La Cieca has just about given up on the New York Times so far as accuracy goes, but it still rankles when a thoroughly disproven urban legend is casually quoted as factual truth. In a review of a novel called Winnie and Wolf, critic Patrick McGrath repeats the canard that Winifred Wagner supplied the paper upon which Hitler wrote Mein Kampf.  This tale is approximately as apocryphal as the “bouncing Tosca” myth and even less entertaining.
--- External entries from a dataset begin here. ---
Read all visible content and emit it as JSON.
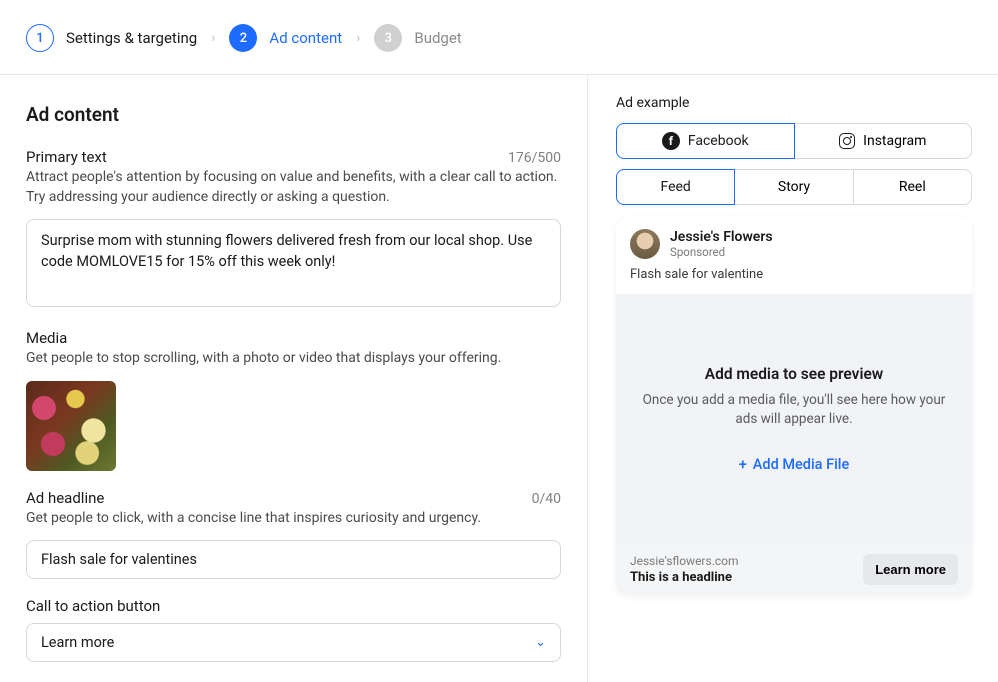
{
  "stepper": {
    "step1": {
      "num": "1",
      "label": "Settings & targeting"
    },
    "step2": {
      "num": "2",
      "label": "Ad content"
    },
    "step3": {
      "num": "3",
      "label": "Budget"
    }
  },
  "section_title": "Ad content",
  "fields": {
    "primary": {
      "label": "Primary text",
      "counter": "176/500",
      "help": "Attract people's attention by focusing on value and benefits, with a clear call to action. Try addressing your audience directly or asking a question.",
      "value": "Surprise mom with stunning flowers delivered fresh from our local shop. Use code MOMLOVE15 for 15% off this week only!"
    },
    "media": {
      "label": "Media",
      "help": "Get people to stop scrolling, with a photo or video that displays your offering."
    },
    "headline": {
      "label": "Ad headline",
      "counter": "0/40",
      "help": "Get people to click, with a concise line that inspires curiosity and urgency.",
      "value": "Flash sale for valentines"
    },
    "cta": {
      "label": "Call to action button",
      "value": "Learn more"
    }
  },
  "preview": {
    "label": "Ad example",
    "platforms": {
      "facebook": "Facebook",
      "instagram": "Instagram"
    },
    "formats": {
      "feed": "Feed",
      "story": "Story",
      "reel": "Reel"
    },
    "post": {
      "page_name": "Jessie's Flowers",
      "sponsored": "Sponsored",
      "body_text": "Flash sale for valentine",
      "placeholder_title": "Add media to see preview",
      "placeholder_body": "Once you add a media file, you'll see here how your ads will appear live.",
      "add_media_label": "Add Media File",
      "footer_domain": "Jessie'sflowers.com",
      "footer_headline": "This is a headline",
      "cta_button": "Learn more"
    }
  }
}
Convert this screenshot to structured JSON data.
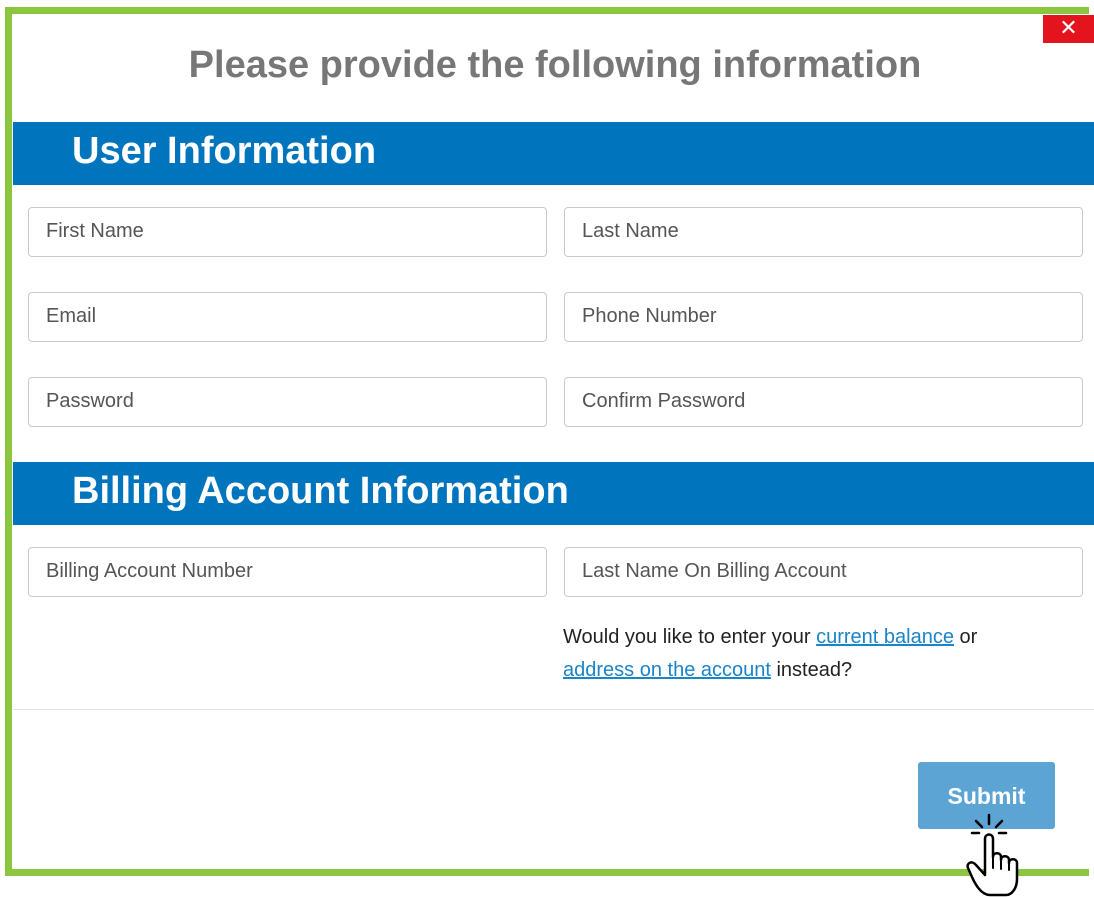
{
  "dialog": {
    "title": "Please provide the following information",
    "close_label": "✕"
  },
  "user_section": {
    "heading": "User Information",
    "fields": {
      "first_name": "First Name",
      "last_name": "Last Name",
      "email": "Email",
      "phone": "Phone Number",
      "password": "Password",
      "confirm_password": "Confirm Password"
    }
  },
  "billing_section": {
    "heading": "Billing Account Information",
    "fields": {
      "account_number": "Billing Account Number",
      "last_name": "Last Name On Billing Account"
    },
    "note": {
      "prefix": "Would you like to enter your ",
      "link1": "current balance",
      "middle": " or ",
      "link2": "address on the account",
      "suffix": " instead?"
    }
  },
  "footer": {
    "submit_label": "Submit"
  },
  "colors": {
    "frame": "#8cc63f",
    "header": "#0075be",
    "close": "#e3141e",
    "submit": "#5ba4d4",
    "link": "#1a84c9"
  },
  "icons": [
    "close-icon",
    "hand-pointer-icon"
  ]
}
UPDATE: A member of the cher public writes this morning that the “canard” is not so cut-and-dried as La Cieca insisted:

As far as I can tell, the story is absolutely true! Winifred herself later testified that she sent Hitler a quantity of paper around Christmas 1923, although she denied that she was in any way responsible for what Hitler wrote on it. In the Syberberg film she says: “Na ja, und ich hatte gefragt, was er [Hitler] brauchte, und da hat er gesagt, ja, Schreibpapier wäre ihm so wichtig, und da hab ich ihm massenhaft Schreibpapier.” Brigitte Hamamm, in her excellent biography of Winifred, has no problem with the tale, which is backed up by a couple of other witnesses. Friedelind Wagner writes in her memoir: “At the stationer’s on Bayreuth’s main street [Mother] bought quantities of paper: typewriting paper, carbon paper, pencils, pens, ink, erasers. We helped her tie them up and they look as gay as a collection of Christmas packages. We didn’t know that Hitler had literary aspirations but it was on her paper that he wrote the first volume of Mein Kampf.”